Il no è tornato in vantaggio, ma senza riguadagnare tutto il terreno perso la settimana scorsa. Ora l’unica certezza è che non sappiamo se gli scozzesi sceglieranno o meno l’indipendenza, e l’inquietudine dell’attesa si fa sentire in Europa e nel resto del mondo.

In Europa il timore è che un sì provochi altre divisioni, dalla Spagna al Belgio passando per l’Italia e per tutte le aree dove le identità regionali, linguistiche e storiche hanno la tendenza ad affermarsi davanti a uno stato il cui potere è ormai ridimensionato dalla globalizzazione dell’economia.

Basta osservare l’attenzione, la passione e l’entusiasmo con cui la Catalogna segue il referendum scozzese per capire che questo timore non è affatto infondato. A questo punto potremmo davvero assistere al disfacimento di alcuni stati prima che l’Unione europea ne abbia raccolto il testimone. L’Europa unita ne uscirebbe indebolita, e le sue istituzioni dovrebbero affrontare il problema di come inquadrare la Scozia o le Fiandre indipendenti, a cui la Spagna continuerebbe a rifiutare l’adesione nel timore di accelerare la propria disgregazione.

I motivi di preoccupazione ci sono, ma esiste anche un altro modo meno negativo di considerare la situazione. Una secessione della Scozia favorirebbe infatti l’uscita del Regno Unito dall’Unione europea, perché gli scozzesi sono i principali partigiani dell’unità europea in Gran Bretagna. A quel punto non dovremmo più assistere alle manovre di Londra per frenare il federalismo dell’Unione, e i nuovi stati sarebbero meno reticenti rispetto alle capitali di oggi all’idea di delegare la sovranità all’Europa unita perché sarebbero più legati alla loro identità che al loro peso sulla scena internazionale.

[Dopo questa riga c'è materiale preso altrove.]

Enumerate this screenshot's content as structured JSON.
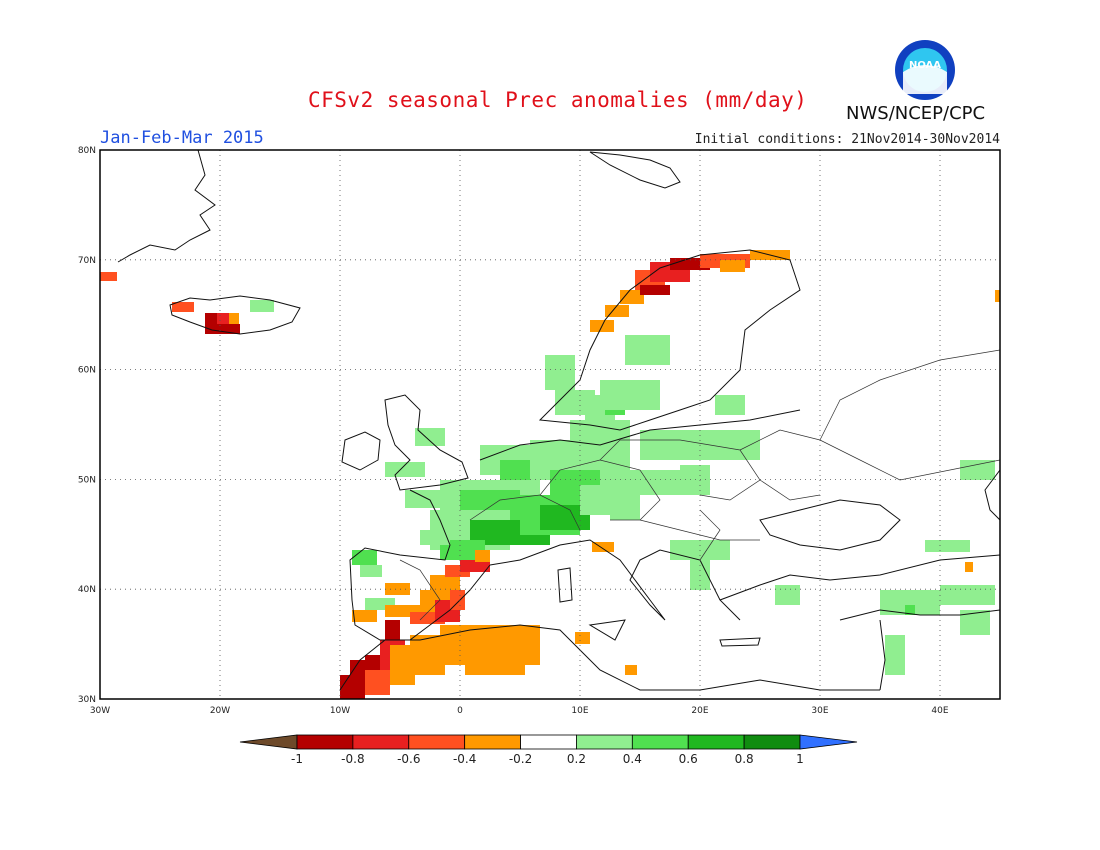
{
  "header": {
    "title": "CFSv2 seasonal Prec anomalies (mm/day)",
    "period": "Jan-Feb-Mar 2015",
    "initial_conditions": "Initial conditions: 21Nov2014-30Nov2014",
    "agency": "NWS/NCEP/CPC",
    "logo_text": "NOAA"
  },
  "map": {
    "region": "Europe",
    "lon_range": [
      -30,
      45
    ],
    "lat_range": [
      30,
      80
    ],
    "lon_ticks": [
      "30W",
      "20W",
      "10W",
      "0",
      "10E",
      "20E",
      "30E",
      "40E"
    ],
    "lat_ticks": [
      "80N",
      "70N",
      "60N",
      "50N",
      "40N",
      "30N"
    ],
    "grid": "dotted"
  },
  "colorbar": {
    "ticks": [
      "-1",
      "-0.8",
      "-0.6",
      "-0.4",
      "-0.2",
      "0.2",
      "0.4",
      "0.6",
      "0.8",
      "1"
    ],
    "colors": [
      "#6e4a2a",
      "#b40000",
      "#e82020",
      "#ff5020",
      "#ff9900",
      "#ffffff",
      "#90ee90",
      "#50e050",
      "#20b820",
      "#108c10",
      "#3070ff"
    ]
  }
}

Se per l’Unione europea la posta in ballo è enorme, per il resto del mondo un sì della Scozia avrebbe un effetto sismico. Se il Regno Unito, che è uno dei cinque membri permanenti del Consiglio di sicurezza delle Nazioni Unite, ha la sesta economia del mondo ed è stato la principale potenza coloniale, dovesse smembrarsi, cadrebbe anche il tabù dell’inviolabilità dei confini. Questo fenomeno è già in corso in Africa e Medio Oriente, dove le frontiere artificiali di Sudan, Repubblica Centrafricana, Iraq e Siria cominciano a scricchiolare.

La sacralità dei confini nazionali è in pericolo anche nell’ex blocco sovietico, dove dall’Ucraina alla Georgia passando per la Moldavia le frontiere tornano a essere provvisorie. In questo contesto, se il Regno Unito dovesse dividersi, l’onda d’urto avrebbe una portata mondiale.